A federal appeals court has thrown out a previous tax court ruling favoring Medtronic on procedural grounds, reigniting a years-long dispute with the IRS over the payment of nearly $1.36 billion in back taxes.

Initially, the IRS took issue with Medtronic’s allocations of incomes between its subsidiaries through royalties and licensing agreements. Using methods such as transfer pricing, the IRS said the medtech giant shifted too much of its profits to its Puerto Rican subsidiary in an attempt to avoid a higher rate.

Though part of the U.S., Puerto Rico is considered international for tax purposes, with the IRS describing the move as a “classic case” of companies trying to move profits offshore. Medtronic has since moved to Ireland, following its $50 billion merger with Covidien.

The agency had first demanded payments of $548 million and $810 million in missed federal taxes for 2005 and 2006, respectively, but a ruling in the IRS’ favor could open the company up to billions more in taxes from the following years—not to mention other transnational companies using similar accounting methods.

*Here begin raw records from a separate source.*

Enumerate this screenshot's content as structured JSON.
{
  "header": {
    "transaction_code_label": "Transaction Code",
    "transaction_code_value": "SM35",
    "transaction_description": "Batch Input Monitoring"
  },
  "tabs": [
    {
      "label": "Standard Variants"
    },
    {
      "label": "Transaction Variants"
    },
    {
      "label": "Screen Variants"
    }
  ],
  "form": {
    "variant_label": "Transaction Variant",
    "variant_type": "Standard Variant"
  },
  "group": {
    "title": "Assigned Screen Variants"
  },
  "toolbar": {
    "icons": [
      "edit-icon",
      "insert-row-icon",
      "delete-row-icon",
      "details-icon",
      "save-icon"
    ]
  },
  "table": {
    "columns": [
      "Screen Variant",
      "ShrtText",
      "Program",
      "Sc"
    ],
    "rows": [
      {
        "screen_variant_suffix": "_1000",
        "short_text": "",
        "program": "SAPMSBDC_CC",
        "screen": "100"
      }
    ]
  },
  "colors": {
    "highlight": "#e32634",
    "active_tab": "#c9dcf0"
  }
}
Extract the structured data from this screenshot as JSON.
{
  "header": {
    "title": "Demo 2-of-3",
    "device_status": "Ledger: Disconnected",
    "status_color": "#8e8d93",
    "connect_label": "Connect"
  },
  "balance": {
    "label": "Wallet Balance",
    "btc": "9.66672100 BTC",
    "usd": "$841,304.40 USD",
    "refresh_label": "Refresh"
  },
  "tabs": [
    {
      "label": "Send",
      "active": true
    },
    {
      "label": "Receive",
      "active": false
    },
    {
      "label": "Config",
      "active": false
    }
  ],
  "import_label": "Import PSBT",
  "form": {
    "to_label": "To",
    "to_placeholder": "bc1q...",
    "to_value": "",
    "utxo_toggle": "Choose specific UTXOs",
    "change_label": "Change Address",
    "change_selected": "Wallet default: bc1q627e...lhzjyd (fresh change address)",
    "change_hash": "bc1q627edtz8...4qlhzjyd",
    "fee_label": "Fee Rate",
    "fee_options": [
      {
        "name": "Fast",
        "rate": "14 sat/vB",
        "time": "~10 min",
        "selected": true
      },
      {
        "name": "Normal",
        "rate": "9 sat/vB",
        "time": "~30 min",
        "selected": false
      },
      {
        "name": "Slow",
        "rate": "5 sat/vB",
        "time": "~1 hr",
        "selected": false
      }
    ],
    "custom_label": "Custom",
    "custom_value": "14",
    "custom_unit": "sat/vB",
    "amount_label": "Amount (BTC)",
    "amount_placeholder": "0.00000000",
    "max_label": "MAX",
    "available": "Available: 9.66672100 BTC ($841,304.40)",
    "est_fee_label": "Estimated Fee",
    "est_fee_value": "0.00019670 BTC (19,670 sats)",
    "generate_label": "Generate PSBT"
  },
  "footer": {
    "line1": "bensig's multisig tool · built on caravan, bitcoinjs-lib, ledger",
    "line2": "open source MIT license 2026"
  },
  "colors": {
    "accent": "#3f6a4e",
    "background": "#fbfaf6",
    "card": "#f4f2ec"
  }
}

RELATED: Medtronic wonders how to spend $9.3B in 'trapped cash' freed by Covidien inversion

The U.S. Tax Court, however, had called the IRS’ calculations “arbitrary, capricious or unreasonable,” and rejected both the federal government’s and Medtronic’s methods for determining the proper tax amount before conducting its own analysis in 2016. It later concluded Medtronic owed $26.7 million for 2005, but had overpaid its 2006 taxes by $12.5 million. The IRS appealed.

In its opinion (PDF), the Eighth Circuit Court of Appeals said the lower tax court would need to revisit the case after failing to address a variety of circumstances, including the amount of risk and product liability expenses that should be allocated in the devicemaker’s licensing arrangements between its companies.

RELATED: Medtronic to pony up funds in $525M IRS tax settlement

The IRS contended that Medtronic Puerto Rico bore only 11% of the device manufacturing costs, including product liability expenses, and its allocation of profits should be similar. But the tax court said that did not give enough weight to the risks incurred in ensuring quality.

The tax court ended up allocating almost 50% of the company’s device profits to the island subsidiary—but the appeals court said those conclusions were reached without specifically detailing amounts of risk and liability expenses, and would need to be reevaluated.